Os sucessivos recordes em economia de gastos obtidos pelo governo federal, o chamado superávit primário, nos últimos anos, ocultam despesas não pagas que alcançaram R$ 39,6 bilhões no início do último ano de mandato do presidente Lula, revela reportagem da Folha de S. Paulo. Para o Tribunal de Contas da União (TCU), o número é “preocupante”.
O volume de contas pendentes de pagamento no início de 2006 era mais de três vezes o limite de gastos determinado para investimentos no ano. Fixado por decreto presidencial em R$ 13 bilhões, o limite de gastos não é suficiente nem para pagar os investimentos já contratados até dezembro de 2005, no valor de R$ 13,2 bilhões, segundo o Siafi (sistema informatizado de acompanhamento dos gastos federais).
De acordo com a reportagem de Marta Salomon, restam a Lula três opções: cancelar parte dos gastos já comprometidos, a maior parte objeto de contratos e alguns referentes a serviços e produtos já entregues – o que pode resultar em calote; radicalizar os cortes de gastos em ano eleitoral ou aumentar ainda mais o volume de despesas pendentes, conhecidas no jargão das contas públicas como “restos a pagar”.
Leia também
Nesse último caso, Lula ou seu sucessor começará o mandato em 2007 com parte importante dos tributos a serem arrecadados comprometida com gastos passados. O maior constrangimento vai ocorrer nos ministérios da Saúde, da Defesa e dos Transportes, que registram o maior saldo de contas pendentes. Questionada sobre as alternativas acima, a Secretaria do Tesouro Nacional disse que o volume de restos a pagar em 2006 “não deve ser superior ao montante registrado ao final de 2005”.
Ao calcular o superávit primário (economia destinada ao pagamento de juros da dívida pública), o governo não leva em conta despesas não pagas. Dados do Tesouro Nacional mostram que os superávits obtidos a partir dos acordos com o FMI, em 1998, deixaram de lado grande volume de despesas.
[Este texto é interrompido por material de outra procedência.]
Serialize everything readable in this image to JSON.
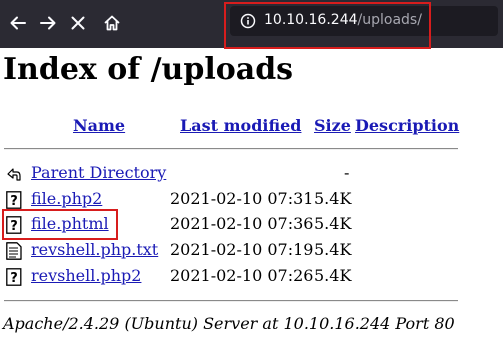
{
  "browser": {
    "url_host": "10.10.16.244",
    "url_path": "/uploads/"
  },
  "page": {
    "title": "Index of /uploads",
    "columns": {
      "name": "Name",
      "last_modified": "Last modified",
      "size": "Size",
      "description": "Description"
    },
    "parent": {
      "label": "Parent Directory",
      "size": "-"
    },
    "files": [
      {
        "name": "file.php2",
        "modified": "2021-02-10 07:31",
        "size": "5.4K",
        "icon": "unknown-file-icon"
      },
      {
        "name": "file.phtml",
        "modified": "2021-02-10 07:36",
        "size": "5.4K",
        "icon": "unknown-file-icon"
      },
      {
        "name": "revshell.php.txt",
        "modified": "2021-02-10 07:19",
        "size": "5.4K",
        "icon": "text-file-icon"
      },
      {
        "name": "revshell.php2",
        "modified": "2021-02-10 07:26",
        "size": "5.4K",
        "icon": "unknown-file-icon"
      }
    ],
    "address": "Apache/2.4.29 (Ubuntu) Server at 10.10.16.244 Port 80"
  },
  "colors": {
    "toolbar": "#2b2a33",
    "link": "#1a1ab5",
    "highlight": "#d71d1d"
  }
}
Em 2003, quando oficialmente o governo economizou R$ 39,6 bilhões para juros e encargos da dívida, os restos a pagar somaram R$ 33,5 bilhões (equivalente a quase 85% do superávit do governo central). No segundo ano de Lula, a conta dos restos a pagar encolheu mais de R$ 10 bilhões. Entre 2004 e 2005, voltou a crescer: 78%.